With this move, Sanders is likely taking a cue from Jeremy Corbyn’s Labour Party in the UK, which has focused on the social isolation of pensioners. Corbyn has also politicized the issue, blaming austerity for the deterioration of seniors’ quality of life. “Millions of people suffer from chronic loneliness,” Corbyn has said. “Tory cuts to services have deprived them of the support they need.”
In Corbyn’s view, kneecapping the public sector and shredding social services further limits the options of people without much money or mobility, shrinking their worlds and needlessly cutting them off from the rest of society. To give seniors the chance to feel connected again, public resources must be directed back into services and programs. Sanders shares that view.
One thing the proposed office would be tasked with, according to the Sanders campaign’s website, is studying the extent of social isolation among American seniors and its impact on their health and wellbeing. But while studies are needed in the United States to match those that have been conducted in the UK, research alone won’t cut it. Sanders also proposes to address the problem by providing tax-funded grants to municipalities and organizations that want to experiment with new ways of addressing the issue.
Most promisingly, Sanders wants to “expand and modernize senior centers around the country to provide older adults with places to not only enjoy healthy meals together, but also provide space for exercise classes, book clubs, health screenings, routine health care services, and more.” Here, Sanders is likely looking to successful models such as Japan’s.
Japan, which suffers from a society-wide loneliness epidemic and a rapidly aging population, has taken the problem of senior loneliness seriously and invested public money into the creation, staffing, and maintenance of senior centers that offer an array of recreational activities and services. These centers have had a dramatic effect on millions of people’s lives. “It does seem to help me stay independent,” said one day center visitor in a survey. “If I didn’t come here, I would just stay at home and do nothing but sleep or stay in bed all day.”
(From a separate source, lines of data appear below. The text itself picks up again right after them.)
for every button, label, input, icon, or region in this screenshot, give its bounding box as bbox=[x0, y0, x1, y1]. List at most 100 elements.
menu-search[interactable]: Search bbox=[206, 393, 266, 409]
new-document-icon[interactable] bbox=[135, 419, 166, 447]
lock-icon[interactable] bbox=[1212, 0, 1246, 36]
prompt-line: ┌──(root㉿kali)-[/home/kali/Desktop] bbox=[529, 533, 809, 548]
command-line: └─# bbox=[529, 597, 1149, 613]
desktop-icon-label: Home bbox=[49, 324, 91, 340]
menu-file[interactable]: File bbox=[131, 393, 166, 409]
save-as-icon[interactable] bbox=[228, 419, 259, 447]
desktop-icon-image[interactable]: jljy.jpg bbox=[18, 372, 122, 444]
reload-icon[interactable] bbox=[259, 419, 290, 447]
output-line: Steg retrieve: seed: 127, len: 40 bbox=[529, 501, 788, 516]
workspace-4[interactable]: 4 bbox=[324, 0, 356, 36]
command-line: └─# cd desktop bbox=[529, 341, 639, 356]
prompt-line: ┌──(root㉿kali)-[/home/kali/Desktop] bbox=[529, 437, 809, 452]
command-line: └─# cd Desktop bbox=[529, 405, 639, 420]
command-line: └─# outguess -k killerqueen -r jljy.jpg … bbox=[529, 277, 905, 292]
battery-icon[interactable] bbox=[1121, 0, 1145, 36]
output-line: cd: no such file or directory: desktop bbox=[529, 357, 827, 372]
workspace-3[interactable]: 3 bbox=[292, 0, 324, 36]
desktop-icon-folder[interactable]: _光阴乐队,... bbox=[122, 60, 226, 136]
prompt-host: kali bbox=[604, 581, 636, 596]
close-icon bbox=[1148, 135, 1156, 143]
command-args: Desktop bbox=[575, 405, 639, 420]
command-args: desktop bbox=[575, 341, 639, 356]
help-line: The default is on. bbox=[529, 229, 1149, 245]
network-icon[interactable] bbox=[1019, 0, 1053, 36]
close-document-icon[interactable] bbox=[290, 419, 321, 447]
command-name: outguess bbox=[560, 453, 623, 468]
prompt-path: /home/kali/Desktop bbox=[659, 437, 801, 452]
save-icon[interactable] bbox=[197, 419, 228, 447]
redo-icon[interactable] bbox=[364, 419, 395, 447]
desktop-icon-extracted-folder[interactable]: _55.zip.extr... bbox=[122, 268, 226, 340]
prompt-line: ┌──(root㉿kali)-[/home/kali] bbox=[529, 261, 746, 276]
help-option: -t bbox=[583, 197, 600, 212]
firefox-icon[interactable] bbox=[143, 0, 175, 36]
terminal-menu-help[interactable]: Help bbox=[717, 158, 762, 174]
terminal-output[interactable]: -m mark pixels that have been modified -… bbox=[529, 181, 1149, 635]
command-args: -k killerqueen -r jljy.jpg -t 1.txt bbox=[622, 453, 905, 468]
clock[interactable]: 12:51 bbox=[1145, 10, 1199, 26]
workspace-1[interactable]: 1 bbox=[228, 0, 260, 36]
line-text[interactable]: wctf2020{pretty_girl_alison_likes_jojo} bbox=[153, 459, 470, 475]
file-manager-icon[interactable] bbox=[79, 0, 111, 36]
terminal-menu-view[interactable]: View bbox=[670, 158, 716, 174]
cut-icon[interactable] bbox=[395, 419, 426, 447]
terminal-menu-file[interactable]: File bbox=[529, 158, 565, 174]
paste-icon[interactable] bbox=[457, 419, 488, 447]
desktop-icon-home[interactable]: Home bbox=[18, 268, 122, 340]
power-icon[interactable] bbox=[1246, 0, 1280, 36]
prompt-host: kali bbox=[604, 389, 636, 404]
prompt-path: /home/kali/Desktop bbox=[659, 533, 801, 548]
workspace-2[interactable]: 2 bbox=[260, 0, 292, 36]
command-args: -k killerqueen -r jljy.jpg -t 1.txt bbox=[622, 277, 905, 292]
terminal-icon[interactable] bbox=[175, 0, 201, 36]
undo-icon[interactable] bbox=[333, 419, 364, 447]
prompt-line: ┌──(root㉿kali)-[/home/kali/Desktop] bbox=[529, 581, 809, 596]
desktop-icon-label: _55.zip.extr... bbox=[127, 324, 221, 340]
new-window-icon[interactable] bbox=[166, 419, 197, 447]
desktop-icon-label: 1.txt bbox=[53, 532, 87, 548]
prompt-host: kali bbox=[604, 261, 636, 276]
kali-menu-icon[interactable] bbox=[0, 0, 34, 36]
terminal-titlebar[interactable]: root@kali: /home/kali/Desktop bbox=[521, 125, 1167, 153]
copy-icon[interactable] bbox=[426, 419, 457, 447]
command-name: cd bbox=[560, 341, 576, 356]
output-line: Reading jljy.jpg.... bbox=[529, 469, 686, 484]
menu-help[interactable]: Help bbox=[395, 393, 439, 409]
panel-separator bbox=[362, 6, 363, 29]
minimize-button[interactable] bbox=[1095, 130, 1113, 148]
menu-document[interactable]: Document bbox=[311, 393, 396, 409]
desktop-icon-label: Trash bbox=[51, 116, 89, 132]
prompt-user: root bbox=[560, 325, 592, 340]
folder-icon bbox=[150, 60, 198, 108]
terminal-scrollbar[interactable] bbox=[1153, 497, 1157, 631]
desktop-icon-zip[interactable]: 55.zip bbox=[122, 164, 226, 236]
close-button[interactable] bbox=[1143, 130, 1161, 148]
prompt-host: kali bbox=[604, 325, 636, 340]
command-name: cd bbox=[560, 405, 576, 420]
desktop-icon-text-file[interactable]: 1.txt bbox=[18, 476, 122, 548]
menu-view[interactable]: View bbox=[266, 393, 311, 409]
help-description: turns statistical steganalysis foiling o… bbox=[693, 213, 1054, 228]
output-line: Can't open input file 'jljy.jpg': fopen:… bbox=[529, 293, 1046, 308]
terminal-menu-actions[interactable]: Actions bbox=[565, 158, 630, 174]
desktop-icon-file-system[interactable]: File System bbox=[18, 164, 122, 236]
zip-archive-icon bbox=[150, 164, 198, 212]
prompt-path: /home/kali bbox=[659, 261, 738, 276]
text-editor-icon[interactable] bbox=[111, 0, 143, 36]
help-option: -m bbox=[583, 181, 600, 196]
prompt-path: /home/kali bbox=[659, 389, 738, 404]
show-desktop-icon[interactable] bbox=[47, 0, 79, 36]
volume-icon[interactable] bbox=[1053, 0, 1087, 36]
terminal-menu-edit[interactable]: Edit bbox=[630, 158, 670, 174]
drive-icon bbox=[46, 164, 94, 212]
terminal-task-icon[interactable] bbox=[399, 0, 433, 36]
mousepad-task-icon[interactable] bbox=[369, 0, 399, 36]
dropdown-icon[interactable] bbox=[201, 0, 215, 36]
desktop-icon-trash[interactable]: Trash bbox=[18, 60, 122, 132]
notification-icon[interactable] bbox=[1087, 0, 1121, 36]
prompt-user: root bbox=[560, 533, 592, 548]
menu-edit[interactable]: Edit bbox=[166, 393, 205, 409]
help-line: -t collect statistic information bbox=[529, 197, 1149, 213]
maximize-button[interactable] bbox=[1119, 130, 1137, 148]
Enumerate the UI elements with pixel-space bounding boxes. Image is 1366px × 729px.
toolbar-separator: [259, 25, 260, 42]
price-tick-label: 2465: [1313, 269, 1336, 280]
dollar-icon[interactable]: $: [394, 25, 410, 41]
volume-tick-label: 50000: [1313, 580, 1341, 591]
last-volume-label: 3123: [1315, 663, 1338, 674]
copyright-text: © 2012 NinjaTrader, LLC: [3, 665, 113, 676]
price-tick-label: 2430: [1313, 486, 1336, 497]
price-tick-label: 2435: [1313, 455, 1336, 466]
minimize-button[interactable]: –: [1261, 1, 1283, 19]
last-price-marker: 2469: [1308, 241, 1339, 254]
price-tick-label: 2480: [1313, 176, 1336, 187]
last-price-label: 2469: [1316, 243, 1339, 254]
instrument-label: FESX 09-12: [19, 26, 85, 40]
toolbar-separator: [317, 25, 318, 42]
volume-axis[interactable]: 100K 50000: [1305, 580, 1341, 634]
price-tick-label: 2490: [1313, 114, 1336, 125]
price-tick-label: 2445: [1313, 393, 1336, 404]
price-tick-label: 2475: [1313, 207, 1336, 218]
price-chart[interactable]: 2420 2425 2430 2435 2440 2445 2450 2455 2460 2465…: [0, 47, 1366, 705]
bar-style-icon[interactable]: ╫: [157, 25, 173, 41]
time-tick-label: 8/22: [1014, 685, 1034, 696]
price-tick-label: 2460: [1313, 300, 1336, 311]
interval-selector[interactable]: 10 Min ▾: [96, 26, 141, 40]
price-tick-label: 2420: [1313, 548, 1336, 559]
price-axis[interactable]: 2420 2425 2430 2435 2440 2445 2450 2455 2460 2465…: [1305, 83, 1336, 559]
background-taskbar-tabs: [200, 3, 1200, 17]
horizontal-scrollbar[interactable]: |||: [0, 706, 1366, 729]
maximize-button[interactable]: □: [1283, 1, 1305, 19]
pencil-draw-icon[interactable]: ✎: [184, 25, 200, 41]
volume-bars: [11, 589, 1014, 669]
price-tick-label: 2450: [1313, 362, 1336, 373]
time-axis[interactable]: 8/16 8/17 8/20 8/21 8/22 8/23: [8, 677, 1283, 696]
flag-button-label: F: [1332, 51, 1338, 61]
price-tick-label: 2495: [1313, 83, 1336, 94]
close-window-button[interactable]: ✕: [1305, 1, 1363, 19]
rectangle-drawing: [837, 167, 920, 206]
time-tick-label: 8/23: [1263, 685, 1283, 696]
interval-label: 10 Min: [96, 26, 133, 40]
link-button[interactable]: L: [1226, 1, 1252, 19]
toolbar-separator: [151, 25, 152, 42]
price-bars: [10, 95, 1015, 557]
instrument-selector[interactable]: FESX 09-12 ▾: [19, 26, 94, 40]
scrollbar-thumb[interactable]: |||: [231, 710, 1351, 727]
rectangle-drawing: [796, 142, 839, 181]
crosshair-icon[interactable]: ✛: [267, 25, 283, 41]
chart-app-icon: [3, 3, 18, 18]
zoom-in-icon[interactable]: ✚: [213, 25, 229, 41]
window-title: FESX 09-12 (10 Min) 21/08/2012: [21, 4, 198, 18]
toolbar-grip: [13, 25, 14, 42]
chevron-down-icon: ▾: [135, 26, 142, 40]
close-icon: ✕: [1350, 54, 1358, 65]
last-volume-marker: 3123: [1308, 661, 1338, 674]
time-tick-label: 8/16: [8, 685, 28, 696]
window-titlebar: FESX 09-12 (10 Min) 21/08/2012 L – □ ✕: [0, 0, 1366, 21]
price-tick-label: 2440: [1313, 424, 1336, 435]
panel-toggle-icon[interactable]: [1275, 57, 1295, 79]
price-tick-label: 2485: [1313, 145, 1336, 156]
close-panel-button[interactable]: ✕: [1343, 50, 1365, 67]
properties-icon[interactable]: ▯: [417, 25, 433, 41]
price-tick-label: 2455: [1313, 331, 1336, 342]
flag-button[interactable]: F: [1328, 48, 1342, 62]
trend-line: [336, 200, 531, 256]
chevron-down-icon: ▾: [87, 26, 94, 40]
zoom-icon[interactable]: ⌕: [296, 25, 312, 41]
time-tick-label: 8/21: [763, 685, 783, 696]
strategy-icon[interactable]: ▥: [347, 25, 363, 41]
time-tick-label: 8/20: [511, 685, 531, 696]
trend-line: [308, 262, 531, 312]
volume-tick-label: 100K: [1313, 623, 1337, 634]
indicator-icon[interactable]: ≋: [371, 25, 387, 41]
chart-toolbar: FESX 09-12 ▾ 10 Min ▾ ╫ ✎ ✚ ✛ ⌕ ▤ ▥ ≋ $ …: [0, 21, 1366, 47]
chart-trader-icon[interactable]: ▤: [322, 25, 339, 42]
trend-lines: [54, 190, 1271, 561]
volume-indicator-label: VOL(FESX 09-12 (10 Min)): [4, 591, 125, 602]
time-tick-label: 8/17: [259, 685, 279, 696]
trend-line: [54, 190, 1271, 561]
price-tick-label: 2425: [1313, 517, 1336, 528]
Another said, “Since I’m injured and can’t move as well, I used to just lay there, stare at the ceiling and listen to the radio, and feel the changing of the seasons. Then someone from the Hana House recommended to me if I would like to go to the day services… Because of this place I’ve become a lot healthier.” A third said simply, “When I come to the day services I get to talk with everyone.” What better cure for loneliness than that?
It appears from Sanders’s proposal that he has the creation of a network like Japan’s in mind. Putting public money toward a robust network of senior centers is a good way to connect seniors to each other, to activities that can improve their physical health and stimulate their curiosity and creativity, and to vital services that might otherwise be hard to come by.
Addressing social isolation directly is only one part of Sanders’s plan for seniors. In the United States, 6.9 million seniors live in poverty and nine million experience food insecurity. “Since 2001,” Sanders’s campaign says, “senior hunger has increased by 45 percent.” Therefore Sanders proposes to expand Social Security, protect pensions, and quadruple the funding for the Older Americans Act, which provides home meals and other critical services.
Sanders also proposes to create a Medicare for All single-payer health care program that will negotiate down drug costs, cover dental, vision, and hearing care for seniors, and cover long-term care services that can help seniors stay in their homes and the communities they know and love. To make this last plan a reality, he proposes to train 7.8 million home health and personal care aides over the next six years by guaranteeing “free direct care training programs through public colleges, trade schools, and apprenticeship programs.”
A Sanders administration will pay for all of this by taxing the rich — Jeff Bezos and Bill Gates don’t deserve their billions nearly as much as every senior deserves to feel connected, cared for, and loved.